Confidential, Greensboro, NC

ADT .NET Architect and Subject Expert

Responsibilities:

• Work with the local and international Confidential .NET Subject Area teams to develop, recommend and maintain enterprise policies and standards for .NET and hybrid development projects.
• Early adopter of Scrum at Confidential in a key telematics project to combine product offerings with a recently acquired subsidiary in Europe.
• Consult on internal and B2B .NET and JAVA/WebSphere/JBoss/Message Broker projects.
• Develop and deliver training for Microsoft’s Team Foundation Server (TFS).
• Act as an editor for the Confidential .NET Newsletter.

Confidential, Dallas, TX

Chief Architect

Responsibilities:

• Report to and advise the Chief Technology Officer.
• Manage three engineering team leaders with a combined engineering team of 10.
• Design the system and application architecture and workflows to enable electronic trade of 2-4 million barrel (valued > $200M) oil shipments internationally.
• Act as Release and Operations Manager including overseeing the implementation and testing of operational systems hosted by an external web hosting provider.
• Lead business continuity / disaster recovery initiative through conception, planning and testing.
• Contribute to two patent applications for an electronic bill of lading and for electronic trade documents bearing multiple digital signatures.
• Collaborate with the senior product manager in the adoption of Scrum.
• Contribute to the development and implementation of technical support and QA strategies.
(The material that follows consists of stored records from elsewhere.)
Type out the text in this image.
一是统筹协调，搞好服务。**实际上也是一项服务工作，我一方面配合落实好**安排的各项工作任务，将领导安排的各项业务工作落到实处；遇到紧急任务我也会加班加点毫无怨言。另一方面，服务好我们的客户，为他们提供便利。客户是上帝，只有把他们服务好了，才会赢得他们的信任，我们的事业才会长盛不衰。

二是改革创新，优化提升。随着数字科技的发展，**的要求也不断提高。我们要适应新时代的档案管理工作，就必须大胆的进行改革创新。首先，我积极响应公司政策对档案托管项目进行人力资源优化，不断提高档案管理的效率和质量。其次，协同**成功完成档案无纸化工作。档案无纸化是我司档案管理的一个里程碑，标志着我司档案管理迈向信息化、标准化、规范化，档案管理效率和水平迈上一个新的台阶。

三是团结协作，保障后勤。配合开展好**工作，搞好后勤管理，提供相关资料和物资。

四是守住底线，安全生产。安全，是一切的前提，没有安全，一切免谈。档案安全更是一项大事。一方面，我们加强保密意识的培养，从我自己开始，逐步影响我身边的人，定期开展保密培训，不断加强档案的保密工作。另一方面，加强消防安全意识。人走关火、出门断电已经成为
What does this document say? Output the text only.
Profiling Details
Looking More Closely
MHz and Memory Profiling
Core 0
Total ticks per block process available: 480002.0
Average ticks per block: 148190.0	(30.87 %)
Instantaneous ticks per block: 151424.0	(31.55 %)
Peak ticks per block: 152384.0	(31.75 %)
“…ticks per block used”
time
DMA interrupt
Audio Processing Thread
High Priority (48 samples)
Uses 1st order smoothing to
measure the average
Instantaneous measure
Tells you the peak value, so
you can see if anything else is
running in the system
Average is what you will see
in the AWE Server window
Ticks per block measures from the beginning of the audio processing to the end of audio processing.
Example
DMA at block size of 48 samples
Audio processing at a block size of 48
Confidential, Frankfort, KY

Technical Lead and Architect

Responsibilities:

• Report to and advise the Branch Managers and the Cabinet Chief Technology Officer.
• Technical lead for the Health Services Application Development and Reporting Branch - approximately 25 people including architects, PMs, developers, DBAs, BAs and report writers.
• Lead the formulation and implementation of key strategies including: security, business continuity and high availability, enterprise messaging, SDLC, interoperability, QA, and training.
• Champion branch and cabinet interests in state-wide identity management and single sign-on initiatives with relevant external state government and 3rd parties.
• Use code generation to enhance security and save >9 man-months of effort within 8 months.
• Use SSO to provide authentication and centralize user account management for cabinet web applications including KASPER (Kentucky All Schedule Prescription Electronic Reporting), HANDS (Health Access Nurturing Development Services) and KPC (Kentucky Physicians Care).